Aku kaget bukan kepalang ketika mendengar lagu Samsung begitu kencang. Itu hape suamiku. Ada di sini tanpa pemiliknya.
"Mas? Mas di mana?" panggilku mulai merasa takut. Aku takut sendirian.
Dug! Dug!
Suara dari dapur, sepertinya dari atas plafon.
Dug! DUG! Dug! Dug!
Suara itu semakin kencang dan semakin cepat nyaris tanpa jeda. Sebentar lagi plafon dapur pasti jebol. Apa gerangan yang ada di baliknya?
Demi mendengar suara menakutkan itu aku berteriak dan berlari keluar.
"Aaaaaaa, tolooong!"
DAR!
Pintu kayu tertutup kencang seperti dibanting oleh seseorang. Ketika kucoba membuka terkunci. Aku terkunci di luar, sendirian. Sepi.

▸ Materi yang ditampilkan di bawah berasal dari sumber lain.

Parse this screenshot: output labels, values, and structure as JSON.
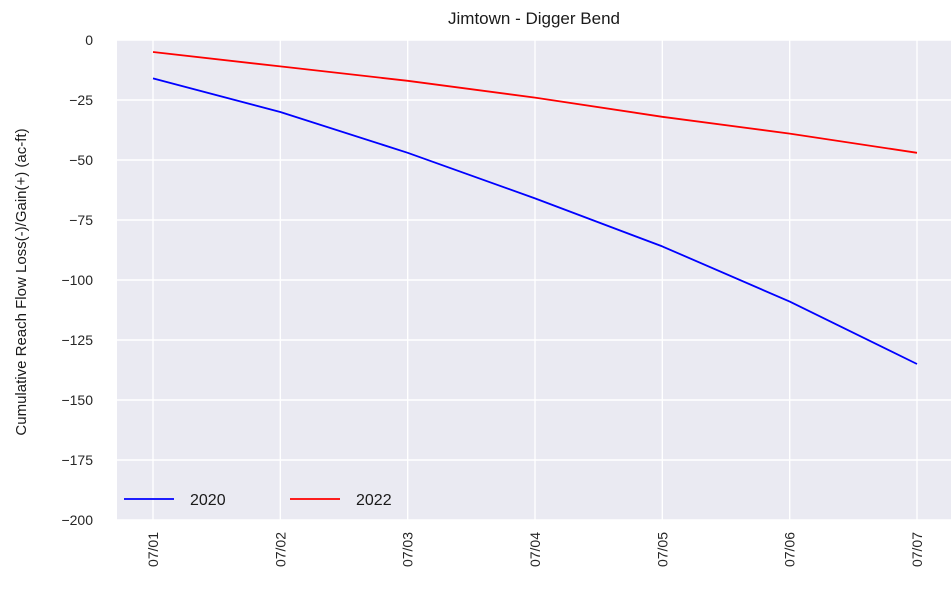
{
  "chart_data": {
    "type": "line",
    "title": "Jimtown - Digger Bend",
    "xlabel": "",
    "ylabel": "Cumulative Reach Flow Loss(-)/Gain(+) (ac-ft)",
    "x": [
      "07/01",
      "07/02",
      "07/03",
      "07/04",
      "07/05",
      "07/06",
      "07/07"
    ],
    "yticks": [
      0,
      -25,
      -50,
      -75,
      -100,
      -125,
      -150,
      -175,
      -200
    ],
    "ytick_labels": [
      "0",
      "−25",
      "−50",
      "−75",
      "−100",
      "−125",
      "−150",
      "−175",
      "−200"
    ],
    "ylim": [
      -200,
      0
    ],
    "grid": true,
    "legend_position": "bottom-left",
    "series": [
      {
        "name": "2020",
        "color": "#0000ff",
        "values": [
          -16,
          -30,
          -47,
          -66,
          -86,
          -109,
          -135
        ]
      },
      {
        "name": "2022",
        "color": "#ff0000",
        "values": [
          -5,
          -11,
          -17,
          -24,
          -32,
          -39,
          -47
        ]
      }
    ]
  }
}
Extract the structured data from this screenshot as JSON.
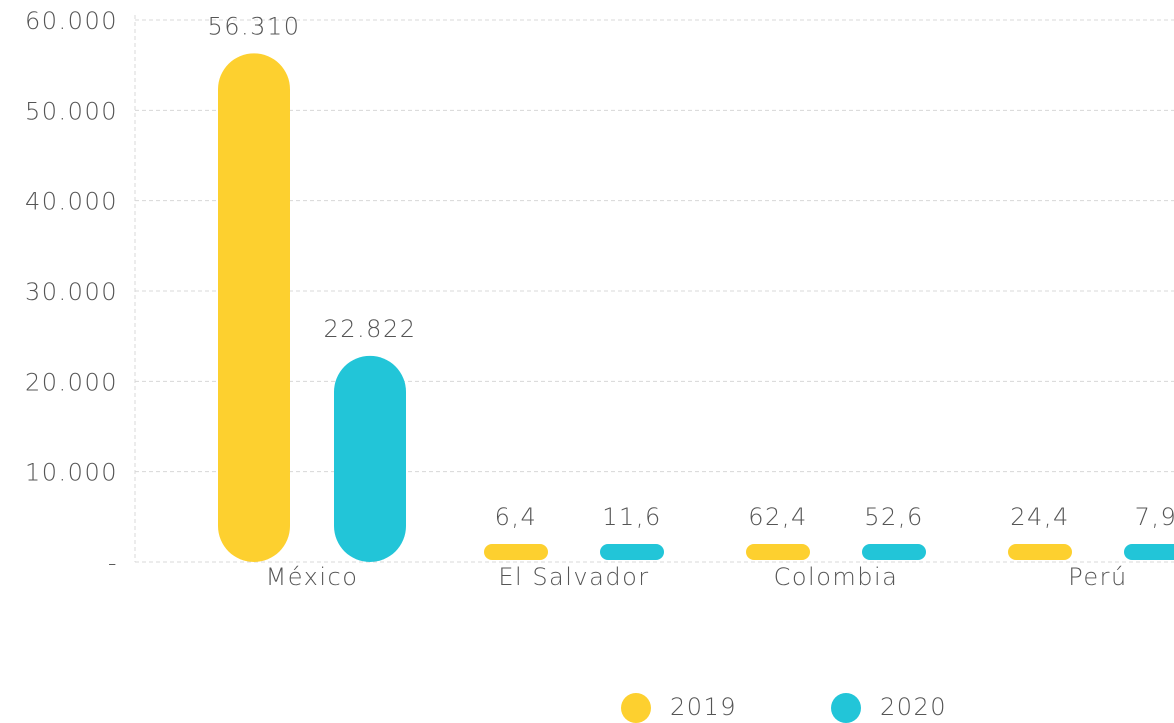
{
  "chart_data": {
    "type": "bar",
    "categories": [
      "México",
      "El Salvador",
      "Colombia",
      "Perú"
    ],
    "series": [
      {
        "name": "2019",
        "color": "#fdd02f",
        "values": [
          56310,
          6.4,
          62.4,
          24.4
        ],
        "value_labels": [
          "56.310",
          "6,4",
          "62,4",
          "24,4"
        ]
      },
      {
        "name": "2020",
        "color": "#22c5d8",
        "values": [
          22822,
          11.6,
          52.6,
          7.9
        ],
        "value_labels": [
          "22.822",
          "11,6",
          "52,6",
          "7,9"
        ]
      }
    ],
    "ylim": [
      0,
      60000
    ],
    "yticks": [
      {
        "value": 0,
        "label": "-"
      },
      {
        "value": 10000,
        "label": "10.000"
      },
      {
        "value": 20000,
        "label": "20.000"
      },
      {
        "value": 30000,
        "label": "30.000"
      },
      {
        "value": 40000,
        "label": "40.000"
      },
      {
        "value": 50000,
        "label": "50.000"
      },
      {
        "value": 60000,
        "label": "60.000"
      }
    ],
    "grid": true,
    "legend": "bottom"
  }
}
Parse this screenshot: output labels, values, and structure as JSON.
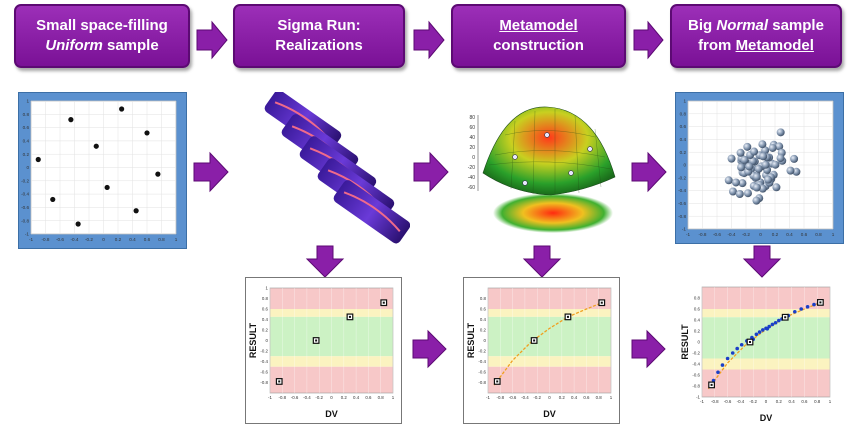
{
  "steps": [
    {
      "line1": "Small space-filling",
      "line2_em": "Uniform",
      "line2_rest": " sample"
    },
    {
      "line1": "Sigma Run:",
      "line2": "Realizations"
    },
    {
      "line1": "Metamodel",
      "line2": "construction"
    },
    {
      "line1_pre": "Big ",
      "line1_em": "Normal",
      "line1_post": " sample",
      "line2_pre": "from ",
      "line2_u": "Metamodel"
    }
  ],
  "colors": {
    "step_fill": "#8a1fa8",
    "arrow": "#8a1fa8",
    "panel_blue": "#5b91cf",
    "band_red": "#f7c8c8",
    "band_yellow": "#fbf3c0",
    "band_green": "#ccf2c4",
    "fit_line": "#f0a020",
    "dense_points": "#1a3fc8"
  },
  "uniform_sample": {
    "x_ticks": [
      "-1",
      "-0.8",
      "-0.6",
      "-0.4",
      "-0.2",
      "0",
      "0.2",
      "0.4",
      "0.6",
      "0.8",
      "1"
    ],
    "y_ticks": [
      "1",
      "0.8",
      "0.6",
      "0.4",
      "0.2",
      "0",
      "-0.2",
      "-0.4",
      "-0.6",
      "-0.8",
      "-1"
    ],
    "points": [
      [
        0.25,
        0.88
      ],
      [
        -0.45,
        0.72
      ],
      [
        0.6,
        0.52
      ],
      [
        -0.1,
        0.32
      ],
      [
        -0.9,
        0.12
      ],
      [
        0.75,
        -0.1
      ],
      [
        0.05,
        -0.3
      ],
      [
        -0.7,
        -0.48
      ],
      [
        0.45,
        -0.65
      ],
      [
        -0.35,
        -0.85
      ]
    ]
  },
  "metamodel_axis_ticks": [
    "80",
    "60",
    "40",
    "20",
    "0",
    "-20",
    "-40",
    "-60"
  ],
  "normal_sample": {
    "x_ticks": [
      "-1",
      "-0.8",
      "-0.6",
      "-0.4",
      "-0.2",
      "0",
      "0.2",
      "0.4",
      "0.6",
      "0.8",
      "1"
    ],
    "y_ticks": [
      "1",
      "0.8",
      "0.6",
      "0.4",
      "0.2",
      "0",
      "-0.2",
      "-0.4",
      "-0.6",
      "-0.8",
      "-1"
    ]
  },
  "chart_data": [
    {
      "type": "scatter",
      "xlabel": "DV",
      "ylabel": "RESULT",
      "xlim": [
        -1,
        1
      ],
      "ylim": [
        -1,
        1
      ],
      "x_ticks": [
        "-1",
        "-0.8",
        "-0.6",
        "-0.4",
        "-0.2",
        "0",
        "0.2",
        "0.4",
        "0.6",
        "0.8",
        "1"
      ],
      "y_ticks": [
        "1",
        "0.8",
        "0.6",
        "0.4",
        "0.2",
        "0",
        "-0.2",
        "-0.4",
        "-0.6",
        "-0.8"
      ],
      "points": [
        {
          "x": -0.85,
          "y": -0.78
        },
        {
          "x": -0.25,
          "y": 0.0
        },
        {
          "x": 0.3,
          "y": 0.45
        },
        {
          "x": 0.85,
          "y": 0.72
        }
      ]
    },
    {
      "type": "scatter",
      "xlabel": "DV",
      "ylabel": "RESULT",
      "xlim": [
        -1,
        1
      ],
      "ylim": [
        -1,
        1
      ],
      "x_ticks": [
        "-1",
        "-0.8",
        "-0.6",
        "-0.4",
        "-0.2",
        "0",
        "0.2",
        "0.4",
        "0.6",
        "0.8",
        "1"
      ],
      "y_ticks": [
        "0.8",
        "0.6",
        "0.4",
        "0.2",
        "0",
        "-0.2",
        "-0.4",
        "-0.6",
        "-0.8"
      ],
      "points": [
        {
          "x": -0.85,
          "y": -0.78
        },
        {
          "x": -0.25,
          "y": 0.0
        },
        {
          "x": 0.3,
          "y": 0.45
        },
        {
          "x": 0.85,
          "y": 0.72
        }
      ],
      "fit_curve": [
        [
          -0.9,
          -0.85
        ],
        [
          -0.6,
          -0.38
        ],
        [
          -0.3,
          -0.03
        ],
        [
          0,
          0.23
        ],
        [
          0.3,
          0.45
        ],
        [
          0.6,
          0.6
        ],
        [
          0.9,
          0.74
        ]
      ]
    },
    {
      "type": "scatter",
      "xlabel": "DV",
      "ylabel": "RESULT",
      "xlim": [
        -1,
        1
      ],
      "ylim": [
        -1,
        1
      ],
      "x_ticks": [
        "-1",
        "-0.8",
        "-0.6",
        "-0.4",
        "-0.2",
        "0",
        "0.2",
        "0.4",
        "0.6",
        "0.8",
        "1"
      ],
      "y_ticks": [
        "0.8",
        "0.6",
        "0.4",
        "0.2",
        "0",
        "-0.2",
        "-0.4",
        "-0.6",
        "-0.8",
        "-1"
      ],
      "points": [
        {
          "x": -0.85,
          "y": -0.78
        },
        {
          "x": -0.25,
          "y": 0.0
        },
        {
          "x": 0.3,
          "y": 0.45
        },
        {
          "x": 0.85,
          "y": 0.72
        }
      ],
      "dense_points": [
        [
          -0.82,
          -0.7
        ],
        [
          -0.75,
          -0.55
        ],
        [
          -0.68,
          -0.42
        ],
        [
          -0.6,
          -0.3
        ],
        [
          -0.52,
          -0.2
        ],
        [
          -0.45,
          -0.12
        ],
        [
          -0.38,
          -0.05
        ],
        [
          -0.3,
          0.02
        ],
        [
          -0.22,
          0.08
        ],
        [
          -0.15,
          0.14
        ],
        [
          -0.1,
          0.18
        ],
        [
          -0.05,
          0.22
        ],
        [
          0.0,
          0.25
        ],
        [
          0.05,
          0.28
        ],
        [
          0.1,
          0.32
        ],
        [
          0.15,
          0.35
        ],
        [
          0.2,
          0.39
        ],
        [
          0.25,
          0.42
        ],
        [
          0.35,
          0.48
        ],
        [
          0.45,
          0.55
        ],
        [
          0.55,
          0.6
        ],
        [
          0.65,
          0.64
        ],
        [
          0.75,
          0.68
        ],
        [
          0.82,
          0.7
        ],
        [
          -0.28,
          -0.02
        ],
        [
          -0.2,
          0.05
        ],
        [
          0.02,
          0.24
        ]
      ],
      "fit_curve": [
        [
          -0.9,
          -0.85
        ],
        [
          -0.6,
          -0.38
        ],
        [
          -0.3,
          -0.03
        ],
        [
          0,
          0.23
        ],
        [
          0.3,
          0.45
        ],
        [
          0.6,
          0.6
        ],
        [
          0.9,
          0.74
        ]
      ]
    }
  ]
}
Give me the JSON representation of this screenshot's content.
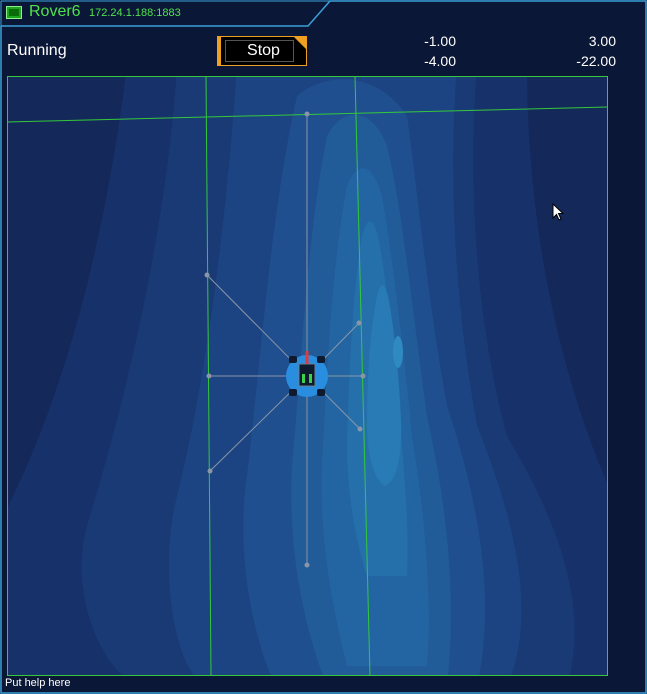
{
  "window": {
    "name": "Rover6",
    "address": "172.24.1.188:1883"
  },
  "controls": {
    "status_text": "Running",
    "stop_label": "Stop"
  },
  "readouts": {
    "left_top": "-1.00",
    "left_bottom": "-4.00",
    "right_top": "3.00",
    "right_bottom": "-22.00"
  },
  "footer": {
    "help_text": "Put help here"
  },
  "colors": {
    "accent_green": "#4ee34e",
    "button_orange": "#f0a020",
    "frame_blue": "#3aa0d8",
    "background": "#0b1736",
    "rover_blue": "#2a8ee0"
  },
  "icons": {
    "window_icon": "window-icon",
    "cursor": "cursor-arrow-icon",
    "rover": "rover-icon"
  }
}
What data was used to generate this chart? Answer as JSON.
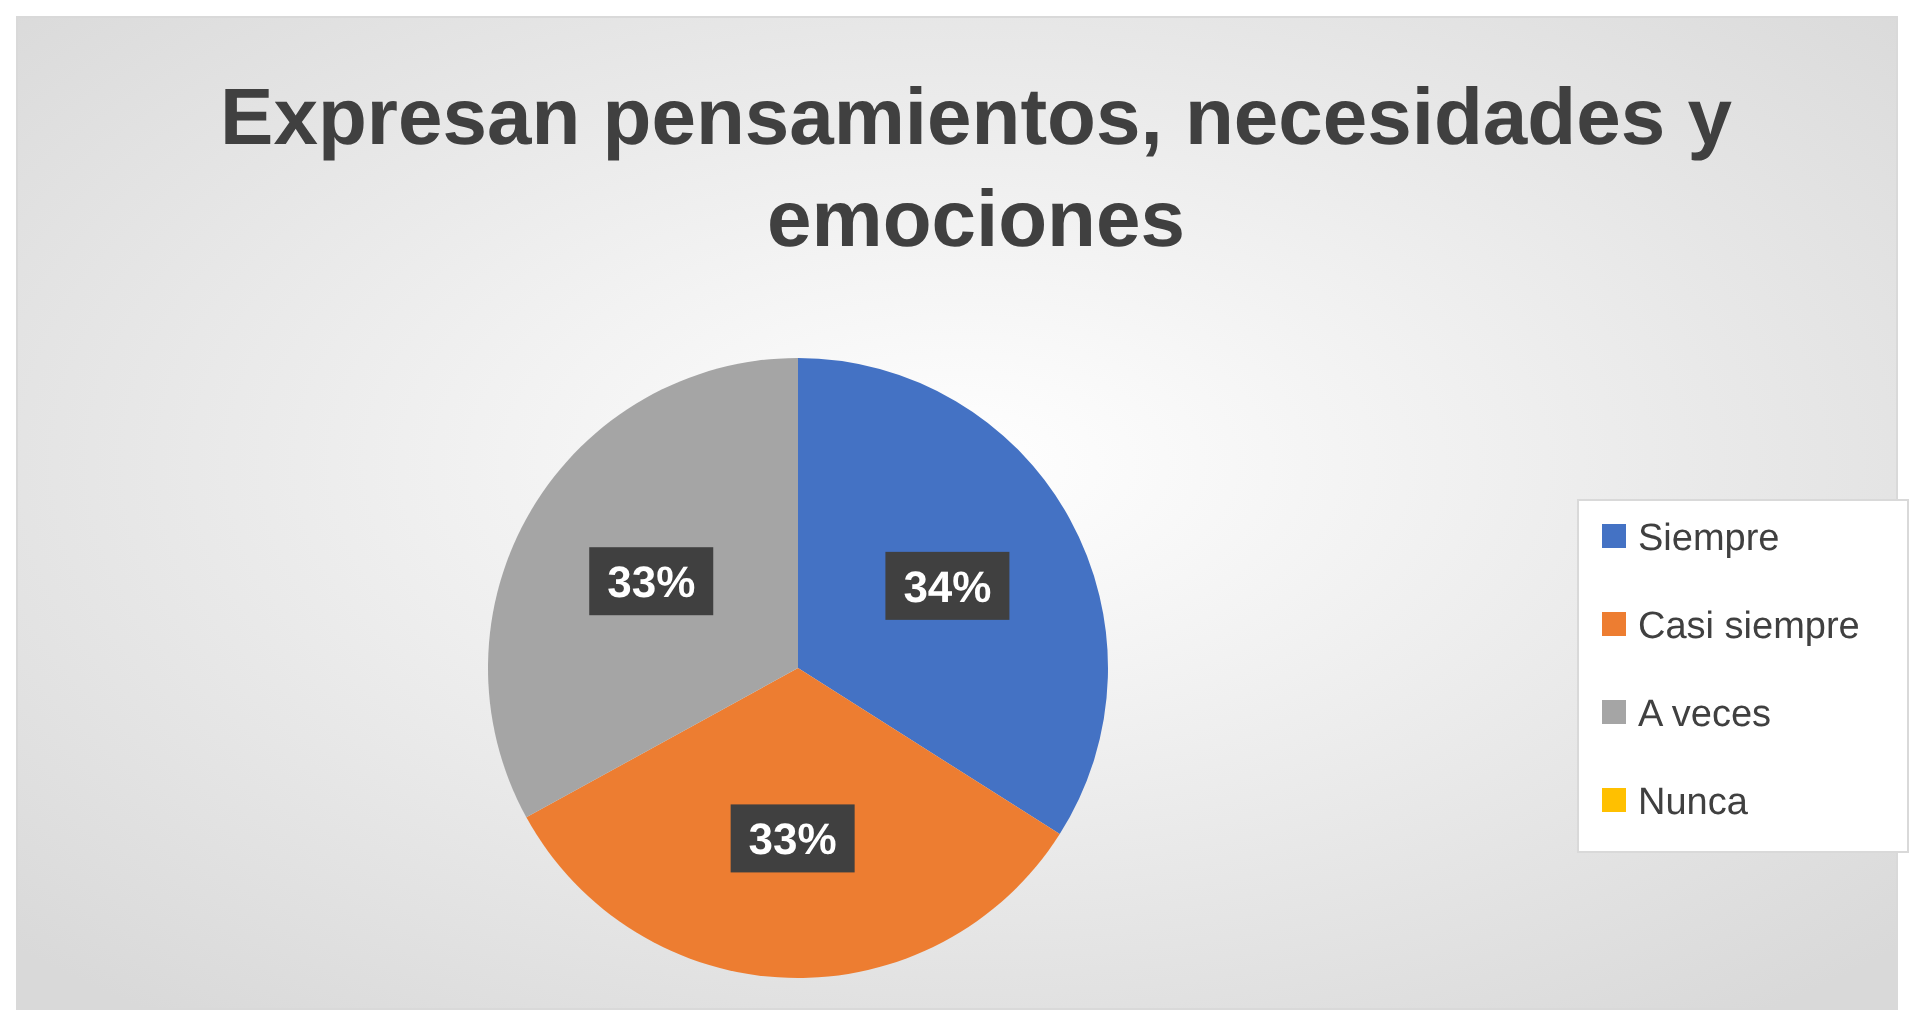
{
  "chart_data": {
    "type": "pie",
    "title": "Expresan pensamientos,  necesidades y emociones",
    "categories": [
      "Siempre",
      "Casi siempre",
      "A veces",
      "Nunca"
    ],
    "values": [
      34,
      33,
      33,
      0
    ],
    "colors": [
      "#4472c4",
      "#ed7d31",
      "#a5a5a5",
      "#ffc000"
    ],
    "value_labels": [
      "34%",
      "33%",
      "33%",
      null
    ],
    "legend": "right"
  }
}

Di depan rumah kontrakan adalah kebun pisang yang sebagian diisi kandang sapi dan ayam. Gelap. Pintuku nomor tiga dari kiri. Aku berjalan ke halaman. Berharap salah satu atau lebih tetangga ada yang keluar, membukakan pintunya, dan mengizinkan aku masuk. Aku sungguh ketakutan.
Aku menatap ke 12 pintu yang berderet berurutan. Belum ada tanda-tanda ada yang membukakan pintu.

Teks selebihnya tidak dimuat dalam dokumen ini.